McDonough pulled over, the victim testified, and she initially stayed at the apartment because she couldn’t find her clothes. But as they walked to the living room, he raped her again, she testified.
Too scared to fight back, she said, she repeated, “no, again and again.”
Shortly after, the victim consulted a doctor, submitted to a rape kit and filed a complaint.
His story was met with skepticism by defense attorney Cameron Mary, who pointed to a toxicology report from the hospital which examined the victim. He didn’t list molly as present in his system.
“That,” Mary told jurors, “should give you a big break.” That the victim said she had taken molly but it was not reflected in the report, Mary said, called into question her credibility. “It proves that maybe she’s making things up,” Mary said.
Mary largely focused on what he called “quirks” in the victim’s story: that she couldn’t remember how McDonough took her dress off, for example, or that when Mary questioned her on the stand, she was “gaming for a fight.”
The DNA taken from the victim’s rape kit was, indisputably, a match with McDonough. But Mary said it only proved the two had sex, “something we don’t dispute”.
Mary asked the woman if she had danced with McDonough in a sexually suggestive way on their first date. “I guess you could call it that,” she replied.
But the victim only kissed him with his mouth closed?
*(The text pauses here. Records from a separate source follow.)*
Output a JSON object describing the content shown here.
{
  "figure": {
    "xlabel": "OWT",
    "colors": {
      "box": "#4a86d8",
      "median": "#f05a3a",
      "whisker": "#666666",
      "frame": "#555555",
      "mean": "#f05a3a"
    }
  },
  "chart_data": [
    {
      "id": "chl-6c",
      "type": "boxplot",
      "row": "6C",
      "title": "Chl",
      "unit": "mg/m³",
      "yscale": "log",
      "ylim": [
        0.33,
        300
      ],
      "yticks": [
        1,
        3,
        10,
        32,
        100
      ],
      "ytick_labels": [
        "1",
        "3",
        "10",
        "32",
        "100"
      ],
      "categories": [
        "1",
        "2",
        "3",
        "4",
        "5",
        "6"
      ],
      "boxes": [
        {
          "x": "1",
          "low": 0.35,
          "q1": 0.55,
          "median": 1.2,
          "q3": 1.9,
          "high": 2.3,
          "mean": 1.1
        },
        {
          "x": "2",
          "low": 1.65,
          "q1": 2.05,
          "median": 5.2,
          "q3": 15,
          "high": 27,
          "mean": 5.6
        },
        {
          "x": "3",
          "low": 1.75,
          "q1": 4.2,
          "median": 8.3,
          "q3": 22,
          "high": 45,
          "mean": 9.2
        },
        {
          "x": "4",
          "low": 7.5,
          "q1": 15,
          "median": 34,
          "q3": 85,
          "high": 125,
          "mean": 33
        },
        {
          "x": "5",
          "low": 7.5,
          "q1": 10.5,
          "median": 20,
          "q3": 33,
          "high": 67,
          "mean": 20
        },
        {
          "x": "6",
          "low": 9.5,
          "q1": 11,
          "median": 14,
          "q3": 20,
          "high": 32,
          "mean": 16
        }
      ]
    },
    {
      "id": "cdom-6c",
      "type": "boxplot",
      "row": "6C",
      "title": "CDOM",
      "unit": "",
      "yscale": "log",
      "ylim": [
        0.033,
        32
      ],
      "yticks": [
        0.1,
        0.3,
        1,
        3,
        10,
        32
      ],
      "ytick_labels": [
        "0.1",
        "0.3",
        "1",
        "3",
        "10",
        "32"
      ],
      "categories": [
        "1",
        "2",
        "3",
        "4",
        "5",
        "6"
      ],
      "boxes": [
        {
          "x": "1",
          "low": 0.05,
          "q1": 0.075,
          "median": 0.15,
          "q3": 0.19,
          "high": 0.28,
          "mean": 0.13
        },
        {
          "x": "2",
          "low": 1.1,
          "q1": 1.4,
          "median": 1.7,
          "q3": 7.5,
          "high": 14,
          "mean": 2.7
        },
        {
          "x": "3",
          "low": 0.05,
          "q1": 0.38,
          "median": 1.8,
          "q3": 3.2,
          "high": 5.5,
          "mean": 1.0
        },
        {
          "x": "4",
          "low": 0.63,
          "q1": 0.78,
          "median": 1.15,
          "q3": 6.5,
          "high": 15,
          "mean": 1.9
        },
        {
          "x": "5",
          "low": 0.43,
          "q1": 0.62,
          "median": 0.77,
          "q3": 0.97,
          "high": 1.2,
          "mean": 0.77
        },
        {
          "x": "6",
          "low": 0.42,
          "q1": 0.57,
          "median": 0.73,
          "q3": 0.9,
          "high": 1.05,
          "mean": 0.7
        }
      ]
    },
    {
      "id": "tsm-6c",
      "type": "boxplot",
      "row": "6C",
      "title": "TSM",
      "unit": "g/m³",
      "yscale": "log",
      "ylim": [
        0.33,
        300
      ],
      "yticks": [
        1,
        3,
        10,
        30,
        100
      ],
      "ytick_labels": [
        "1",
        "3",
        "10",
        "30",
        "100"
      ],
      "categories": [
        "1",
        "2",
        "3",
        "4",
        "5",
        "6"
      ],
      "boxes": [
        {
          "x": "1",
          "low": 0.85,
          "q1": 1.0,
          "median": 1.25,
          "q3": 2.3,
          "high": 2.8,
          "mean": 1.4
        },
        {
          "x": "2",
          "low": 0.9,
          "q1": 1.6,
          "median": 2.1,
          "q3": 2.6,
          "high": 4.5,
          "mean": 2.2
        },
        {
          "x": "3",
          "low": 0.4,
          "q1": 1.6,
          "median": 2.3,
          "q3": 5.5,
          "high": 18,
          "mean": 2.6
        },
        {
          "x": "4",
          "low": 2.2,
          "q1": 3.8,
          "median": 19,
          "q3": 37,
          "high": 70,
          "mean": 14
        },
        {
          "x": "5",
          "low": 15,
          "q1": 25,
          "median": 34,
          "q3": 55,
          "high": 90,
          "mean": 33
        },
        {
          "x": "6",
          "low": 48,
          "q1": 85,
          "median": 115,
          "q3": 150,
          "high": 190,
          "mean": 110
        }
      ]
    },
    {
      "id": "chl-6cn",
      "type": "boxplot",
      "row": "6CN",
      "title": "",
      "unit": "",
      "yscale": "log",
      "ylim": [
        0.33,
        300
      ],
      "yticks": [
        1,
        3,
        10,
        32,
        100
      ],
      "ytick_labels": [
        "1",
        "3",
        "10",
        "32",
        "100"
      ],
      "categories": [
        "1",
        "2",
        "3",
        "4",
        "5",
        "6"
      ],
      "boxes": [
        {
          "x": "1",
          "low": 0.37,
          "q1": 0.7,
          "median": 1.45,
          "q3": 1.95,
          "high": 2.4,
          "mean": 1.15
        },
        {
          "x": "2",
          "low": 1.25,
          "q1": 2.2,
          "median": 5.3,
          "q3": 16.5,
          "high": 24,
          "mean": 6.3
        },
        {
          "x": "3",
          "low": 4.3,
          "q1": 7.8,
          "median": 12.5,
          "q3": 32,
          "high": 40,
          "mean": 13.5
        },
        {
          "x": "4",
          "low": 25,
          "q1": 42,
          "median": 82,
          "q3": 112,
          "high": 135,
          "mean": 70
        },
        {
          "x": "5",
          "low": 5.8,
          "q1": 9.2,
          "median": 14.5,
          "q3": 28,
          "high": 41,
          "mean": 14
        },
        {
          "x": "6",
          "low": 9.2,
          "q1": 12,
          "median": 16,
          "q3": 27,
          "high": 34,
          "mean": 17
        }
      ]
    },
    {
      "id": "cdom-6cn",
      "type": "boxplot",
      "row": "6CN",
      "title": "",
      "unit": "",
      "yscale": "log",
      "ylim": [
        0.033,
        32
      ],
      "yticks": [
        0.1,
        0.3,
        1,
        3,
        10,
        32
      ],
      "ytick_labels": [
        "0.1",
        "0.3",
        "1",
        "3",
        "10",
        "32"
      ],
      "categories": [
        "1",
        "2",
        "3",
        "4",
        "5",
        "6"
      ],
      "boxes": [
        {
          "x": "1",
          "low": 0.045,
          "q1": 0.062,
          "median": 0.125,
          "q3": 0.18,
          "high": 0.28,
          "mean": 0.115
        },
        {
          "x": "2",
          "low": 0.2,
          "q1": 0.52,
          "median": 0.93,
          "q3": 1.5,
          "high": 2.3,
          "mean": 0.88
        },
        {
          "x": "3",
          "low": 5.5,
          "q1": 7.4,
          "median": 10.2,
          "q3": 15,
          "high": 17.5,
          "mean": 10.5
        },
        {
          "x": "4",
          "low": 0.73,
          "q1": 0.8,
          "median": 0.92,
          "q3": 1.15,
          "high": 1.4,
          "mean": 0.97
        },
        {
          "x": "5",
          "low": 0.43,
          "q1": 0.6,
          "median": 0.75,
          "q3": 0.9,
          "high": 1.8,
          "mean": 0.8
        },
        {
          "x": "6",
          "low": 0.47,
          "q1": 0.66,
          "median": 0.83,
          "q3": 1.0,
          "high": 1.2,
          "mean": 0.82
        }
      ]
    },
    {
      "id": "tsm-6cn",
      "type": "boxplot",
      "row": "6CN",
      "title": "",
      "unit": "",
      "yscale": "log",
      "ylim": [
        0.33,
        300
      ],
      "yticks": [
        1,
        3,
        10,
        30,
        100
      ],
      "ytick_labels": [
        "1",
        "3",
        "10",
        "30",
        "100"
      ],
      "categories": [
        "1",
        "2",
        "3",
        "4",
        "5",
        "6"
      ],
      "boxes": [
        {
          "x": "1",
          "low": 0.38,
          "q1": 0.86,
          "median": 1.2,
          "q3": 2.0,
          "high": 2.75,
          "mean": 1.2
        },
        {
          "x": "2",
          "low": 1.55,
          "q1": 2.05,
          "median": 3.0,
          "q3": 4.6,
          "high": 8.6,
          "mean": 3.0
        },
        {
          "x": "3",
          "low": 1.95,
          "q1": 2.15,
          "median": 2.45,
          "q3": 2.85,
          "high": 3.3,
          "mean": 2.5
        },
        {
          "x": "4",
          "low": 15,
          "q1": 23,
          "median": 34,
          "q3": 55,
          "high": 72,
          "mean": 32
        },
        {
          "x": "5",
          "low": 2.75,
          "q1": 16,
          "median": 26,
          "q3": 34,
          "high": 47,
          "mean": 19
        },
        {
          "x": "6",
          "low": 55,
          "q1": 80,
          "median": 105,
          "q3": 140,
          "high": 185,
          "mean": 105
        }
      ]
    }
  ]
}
Mary asked, and later pointed out, that she didn’t object to McDonough kissing her when they were at her apartment.
“No,” the victim said, “kissing is not the same as being raped.”
‘No means no’
In his closing argument, District Attorney Jason Williams, who co-prosecuted the lawsuit, turned away from the jurors and stood in front of the defense table, looking from Mary to McDonough, his voice almost rising. until a cry.
“It doesn’t matter if you paid for dinner or bought all the drinks,” Williams said. “It doesn’t matter what time of night. No means no.
“It didn’t matter if they thought you were hot or George Clooney or Denzel Washington,” he said. “No means no.”
“It doesn’t matter if she kissed you open-mouthed or danced with you,” Williams said. “No means no.”
CORRECTION: Earlier versions of this story misquoted Williams on the relevance of kissing and dancing.